Design of Parallel Systems

Since large-scale parallel database systems are used primarily for storing large volumes of data and for processing decision-support queries on those data, these topics are the most important in a parallel database system. Parallel loading of data from external sources is an important requirement, if we are to handle large volumes of incoming data. A large parallel database system must also address the following availability issues: 

  1. Resilience to failure of some processors or disks,
  2. One-line re-organization of data and schema changes. 

With a large number of processors and disks, the probability that atleast one processor or disk will malfunction is significantly greater than in a single-processor system with one disk.
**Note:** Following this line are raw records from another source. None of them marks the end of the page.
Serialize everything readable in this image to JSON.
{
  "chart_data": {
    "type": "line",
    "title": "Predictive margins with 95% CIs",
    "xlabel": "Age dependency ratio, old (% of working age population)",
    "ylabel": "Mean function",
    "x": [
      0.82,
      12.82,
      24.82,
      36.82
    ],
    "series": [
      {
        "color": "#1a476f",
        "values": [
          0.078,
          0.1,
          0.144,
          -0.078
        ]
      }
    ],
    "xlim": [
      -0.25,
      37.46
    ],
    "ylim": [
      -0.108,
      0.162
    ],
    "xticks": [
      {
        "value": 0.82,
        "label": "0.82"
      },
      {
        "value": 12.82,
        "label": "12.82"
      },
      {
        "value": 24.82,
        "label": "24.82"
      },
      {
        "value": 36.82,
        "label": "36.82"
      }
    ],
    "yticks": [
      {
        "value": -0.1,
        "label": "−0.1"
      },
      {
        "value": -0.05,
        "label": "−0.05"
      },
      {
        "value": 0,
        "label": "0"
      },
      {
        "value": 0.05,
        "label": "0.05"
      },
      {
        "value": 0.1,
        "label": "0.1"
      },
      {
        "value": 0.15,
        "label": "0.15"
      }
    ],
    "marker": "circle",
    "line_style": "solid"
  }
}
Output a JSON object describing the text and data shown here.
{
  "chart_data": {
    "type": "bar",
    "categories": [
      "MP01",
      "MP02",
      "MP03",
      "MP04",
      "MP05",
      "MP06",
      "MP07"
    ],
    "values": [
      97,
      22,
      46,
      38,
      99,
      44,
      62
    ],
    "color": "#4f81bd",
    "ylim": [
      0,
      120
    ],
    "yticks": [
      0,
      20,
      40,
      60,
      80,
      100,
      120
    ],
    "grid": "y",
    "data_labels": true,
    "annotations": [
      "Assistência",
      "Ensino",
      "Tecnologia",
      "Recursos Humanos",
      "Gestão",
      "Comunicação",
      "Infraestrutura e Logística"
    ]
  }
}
A poorly designed parallel system will stop functioning if any component (processor or disk) fails. Assuming that the probability of failure of a single processor or disk is small, the probability of failure of the system goes up linearly with the number of processors and disks. If a single processor or disk would fail once every 5 years, a system with 100 processors would have a failure every 18 days. 

Therefore, large-scale parallel database systems, such as Tandem and Teradata machines, are designed to operate even if a processor or disk fails. Data are replicated across atleast two processors. If a processor fails, the data that is stored can still be accessed from the other processors. The system keeps track of failed processors and distributes the work among functioning processors. Requests for data stored at the failed site are automatically routed to the backup sites that store a replica of the data. If all the data of a processor A are replicated at a single processor B, B will have to handle all the requests to A as well as those to itself and that will result in B becoming a bottleneck. Therefore, the replicas of the data of a processor are partitioned across multiple other processors.